Our incubator teams work outside traditional development processes, operating like a start-up within Nestlé using design thinking, fast prototyping, and collaboration with external innovation partners to explore new growth platforms. Incubator-born products like Outsiders, Goodbe, Goodnight, and Wildscape are already in the hands of consumers. Brands like these have shown how big and small brands can thrive in a large company through a deep understanding of our consumers and an unwavering commitment to exceeding their expectations.

Learning to build more agile systems for fast, nimble launches is also rewiring how our big brands operate. Look at Coffee-mate. Its new oat milk is just the latest way Coffee-mate leads, rather than follows, consumer trends.

3. Drive a culture where innovation is everyone’s job

I’ve always believed a company’s success is directly tied to its talent and culture. Steve Presley, our CEO, has increased my belief tenfold. We’re actively building a culture that will drive us forward in the growth and innovation space.

Our employee crowdsourcing, for example, is about tapping into the collective intelligence and innovative spirit of thousands of employees.
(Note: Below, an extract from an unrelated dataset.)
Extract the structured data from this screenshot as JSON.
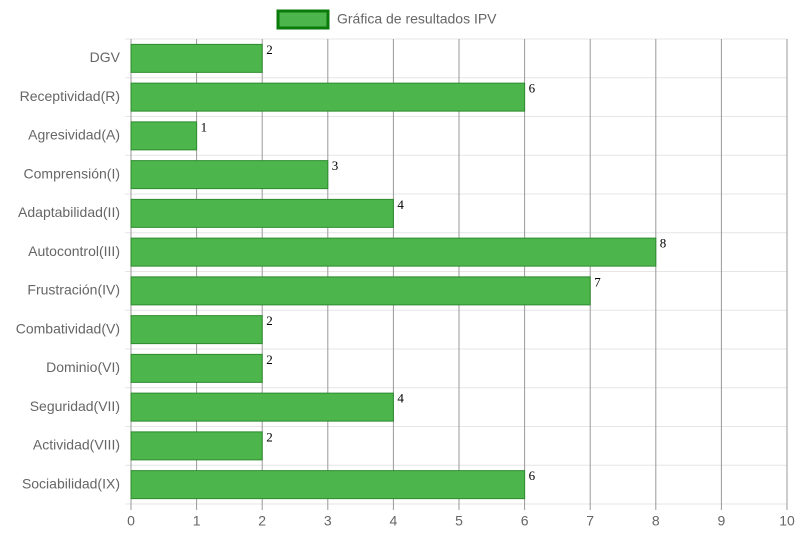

After all, our employees are our consumers. Our first crowdsourcing effort drove incredible ideas (like Jacked Rabbit, a nutritious and tasty protein drink and Blenderful Smoothie Cubes) from every part of the company. What’s more, it mobilized the entire organization around innovation, inspired us to engage, and made us all part of something bigger together.
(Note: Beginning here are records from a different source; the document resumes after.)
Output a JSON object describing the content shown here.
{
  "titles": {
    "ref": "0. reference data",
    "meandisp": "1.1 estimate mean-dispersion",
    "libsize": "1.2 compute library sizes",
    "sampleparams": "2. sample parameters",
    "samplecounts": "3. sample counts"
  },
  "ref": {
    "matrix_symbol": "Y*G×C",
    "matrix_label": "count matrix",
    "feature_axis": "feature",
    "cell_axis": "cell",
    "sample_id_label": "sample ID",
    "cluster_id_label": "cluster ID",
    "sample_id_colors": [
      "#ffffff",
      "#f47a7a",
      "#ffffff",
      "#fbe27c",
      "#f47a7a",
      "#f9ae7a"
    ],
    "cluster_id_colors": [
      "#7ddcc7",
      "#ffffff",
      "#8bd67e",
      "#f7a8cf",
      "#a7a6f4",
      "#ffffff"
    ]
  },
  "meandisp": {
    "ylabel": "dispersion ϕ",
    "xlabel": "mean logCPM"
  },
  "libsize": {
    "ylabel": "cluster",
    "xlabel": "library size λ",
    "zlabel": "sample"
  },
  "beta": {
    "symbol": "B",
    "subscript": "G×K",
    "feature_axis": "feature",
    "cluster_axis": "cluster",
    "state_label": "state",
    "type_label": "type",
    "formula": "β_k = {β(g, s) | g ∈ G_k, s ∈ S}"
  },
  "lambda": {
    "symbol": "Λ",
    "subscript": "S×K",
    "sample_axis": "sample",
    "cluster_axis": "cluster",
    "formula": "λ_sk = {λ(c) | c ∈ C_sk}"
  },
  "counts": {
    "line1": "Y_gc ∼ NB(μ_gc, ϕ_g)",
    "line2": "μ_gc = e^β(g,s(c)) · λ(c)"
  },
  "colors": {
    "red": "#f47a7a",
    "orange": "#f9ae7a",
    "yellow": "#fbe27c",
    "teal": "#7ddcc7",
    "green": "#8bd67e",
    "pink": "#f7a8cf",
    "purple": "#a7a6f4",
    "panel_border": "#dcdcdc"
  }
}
4. Ensure that technology is a core driver of innovation in products and beyond

To us, technology isn’t a product or an end unto itself. We embed technology as an integral part of how we innovate and engage with consumers. At Nestlé, we’re always evolving and staying future-focused so we can creatively, efficiently, and smartly serve our consumers. Technology allows us to stop guessing about trends and instead truly understand what people want and need. In today’s always-on, connected world, Nestlé is leveraging technology, for example partnering with cognitive-computing company Enterra Solutions on artificial intelligence to revolutionize our insights on consumer demand.

Beyond the role that technology plays in understanding our consumers, it also plays an enormous role in our whole value chain, creating insights and efficiency that helps us deliver to these consumers. Leading technology can drive how quickly we can bring new products to market, along with how we can connect you to the right products through a personalized consumer experience. With new digitally-enabled flexible manufacturing capabilities, we can quickly prototype and see whether we’ve hit the mark with a product or need to move on to greater things. Then, taking a holistic approach to e-commerce means people can buy our products how and when they want them. Technology has brought us closer to the consumer than we’ve ever been, and the personalization of the consumer experience at scale is the next frontier leveraging advanced analytics and new delivery models.
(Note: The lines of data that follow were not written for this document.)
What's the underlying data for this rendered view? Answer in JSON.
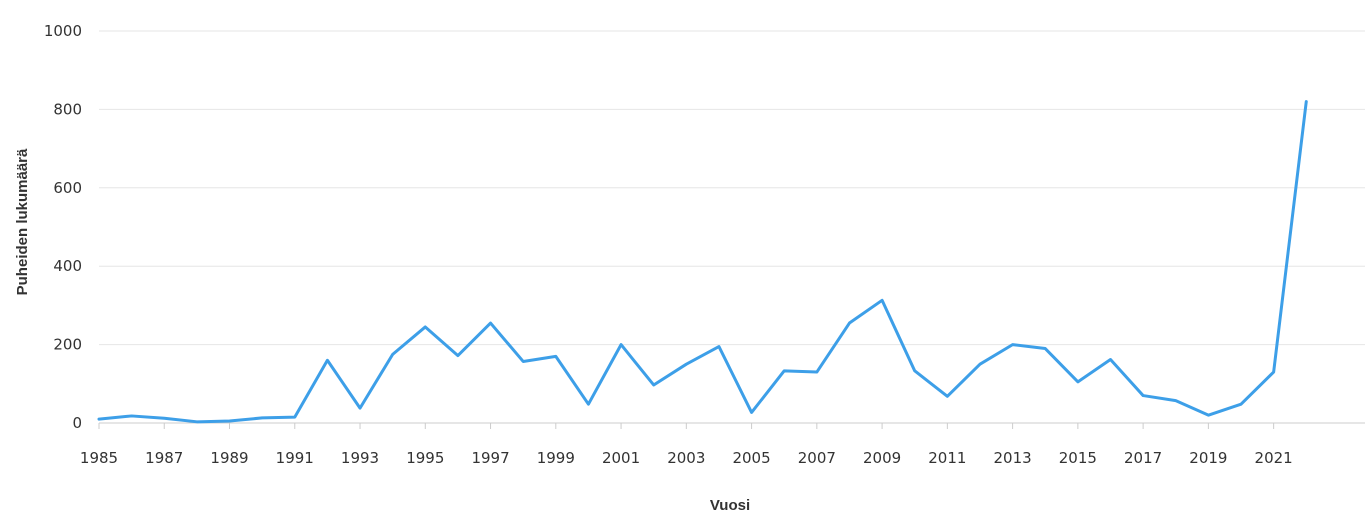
{
  "chart_data": {
    "type": "line",
    "title": "",
    "xlabel": "Vuosi",
    "ylabel": "Puheiden lukumäärä",
    "x": [
      1985,
      1986,
      1987,
      1988,
      1989,
      1990,
      1991,
      1992,
      1993,
      1994,
      1995,
      1996,
      1997,
      1998,
      1999,
      2000,
      2001,
      2002,
      2003,
      2004,
      2005,
      2006,
      2007,
      2008,
      2009,
      2010,
      2011,
      2012,
      2013,
      2014,
      2015,
      2016,
      2017,
      2018,
      2019,
      2020,
      2021,
      2022
    ],
    "xticks": [
      "1985",
      "1987",
      "1989",
      "1991",
      "1993",
      "1995",
      "1997",
      "1999",
      "2001",
      "2003",
      "2005",
      "2007",
      "2009",
      "2011",
      "2013",
      "2015",
      "2017",
      "2019",
      "2021"
    ],
    "xlim": [
      1985,
      2023.8
    ],
    "yticks": [
      "0",
      "200",
      "400",
      "600",
      "800",
      "1000"
    ],
    "ylim": [
      0,
      1000
    ],
    "grid": true,
    "legend": "none",
    "series": [
      {
        "values": [
          10,
          18,
          12,
          3,
          5,
          13,
          15,
          160,
          38,
          175,
          245,
          172,
          255,
          157,
          170,
          48,
          200,
          97,
          150,
          195,
          27,
          133,
          130,
          255,
          313,
          133,
          68,
          150,
          200,
          190,
          105,
          162,
          70,
          57,
          20,
          48,
          130,
          820
        ],
        "color": "#3d9fe8"
      }
    ]
  }
}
A future zooming into new territory

You might say I take my work home with me. Some days, it’s a just-right cup of Nespresso coffee in the morning, a just-out-of-the-oven slice of DiGiorno pizza around dinnertime, or browsing options in my weekly grocery delivery order. I’m fortunate to be able to see how the work we do at Nestlé reaches me, as a consumer. And what I see in the office, at home, and in-between is a world of exciting disruption and fertile ground for innovation.

Functional foods, like those with probiotics, are changing the very way we view food and nutrition. The globalization of flavors means that a trip down the grocery aisle can feel like a new world of discovery. And even the way food and beverage products reach us is evolving in ways to make the consumer experience easier and seamless. I want to touch, feel, see and assess some foods, and others I want to arrive as regularly as the mail. Auto-order purchases suit my lifestyle, and getting my Häagen-Dazs via Instacart for my family’s Friday movie night is the perfect ending to a long week.

What’s next? You’ll find out quickly. The journey from great idea to tasty product and unique consumer experiences is getting shorter by the day, thanks to a company of innovators who love food as much as you do.